Cowboy Cahill
“Rincon Point” is, on the surface, a detective story set in Southern California in the summer of 1991. What has that got to do with cowboys? Well, I’m glad you asked.
The book is in some aspects reminiscent of a country and western song. Terry Cahill, the protagonist, loses his job, his wife, and his truck all within the first few pages of the book. One result of all this loss is that Cahill is essentially starting his life over, and you get to see his career as a private investigator from the very beginning. I wanted my protagonist to be a fairly lonely person, whether he realizes it or not. So Cahill, untethered to family already, experiences traumatic losses right as the story starts.
Now, I’m going to go off-track for a little here, so please bear with me. One of my favorite detective series right now is Michael Connelly’s Bosch books. Bosch is a big-time fan of jazz, it seems particularly of the midcentury West Coast variety. But it’s not just flavor here: Connelly is telling us something about the character with his choice of music. Bosch is a veteran of the Vietnam War, a war often portrayed in books, movies, and television as a “rock and roll” war.

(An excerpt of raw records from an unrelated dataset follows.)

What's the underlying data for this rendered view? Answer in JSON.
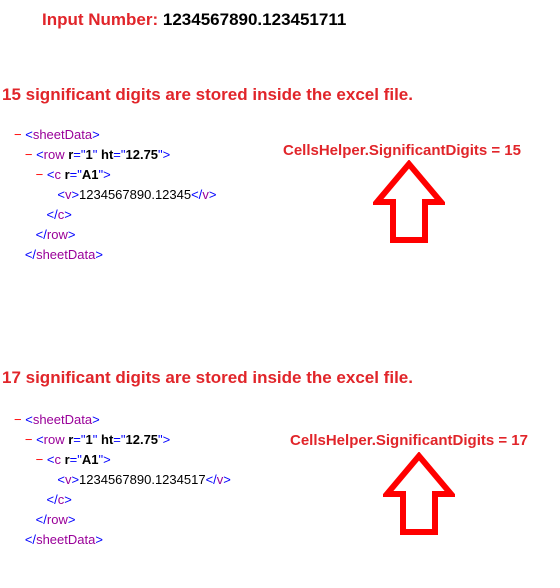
{
  "input": {
    "label": "Input Number: ",
    "value": "1234567890.123451711"
  },
  "sections": [
    {
      "heading": "15 significant digits are stored inside the excel file.",
      "annotation": "CellsHelper.SignificantDigits = 15",
      "value_text": "1234567890.12345"
    },
    {
      "heading": "17 significant digits are stored inside the excel file.",
      "annotation": "CellsHelper.SignificantDigits = 17",
      "value_text": "1234567890.1234517"
    }
  ],
  "xml": {
    "row_r": "1",
    "row_ht": "12.75",
    "c_r": "A1",
    "arrow_color": "#ff0000"
  }
}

Can’t you hear Creedence just reading that? (Or “Paint it Black?” Or “All Along The Watchtower?)
When he gets home, one of the ways Bosch rejects Vietnam is by developing a taste for jazz. It’s not the music he would have heard during wartime. It is an escape from that.
I too like West Coast Cool Jazz, and listen to it frequently. But it’s not just that that genre was already taken: I didn’t want my protagonist to be too much a reflection of myself. Another favorite of mine, Robert B. Parker’s Spenser series, is something I see as an example of that. Spenser sure seems like a fictionalized version of Parker himself. And while that’s cool, it’s not really what I wanted to do.
Being a musician myself, music is an important component of my life. I wanted to include some element of it in Cahill’s life as well, and I wanted it to say something about his character. And what better music to say “loneliness” than old-school country? That’s why Cahill listens to stuff like Marty Robbins. It’s not even the slick, then-contemporary country of Garth Brooks, reflecting another anti-glamourous element here. It is music utterly unfashionable for the time.
So Cahill is a bit of a nod to the old cowboy characters from decades past. A lonesome man with a gun, setting wrongs right. A man who likes bluejeans, pickup trucks, acoustic guitars, homemade chili, cheap American beer, and pre-Nashville country music. And a man who has just lost pretty much everything and has to start over.
For the record, I hate playing acoustic guitars.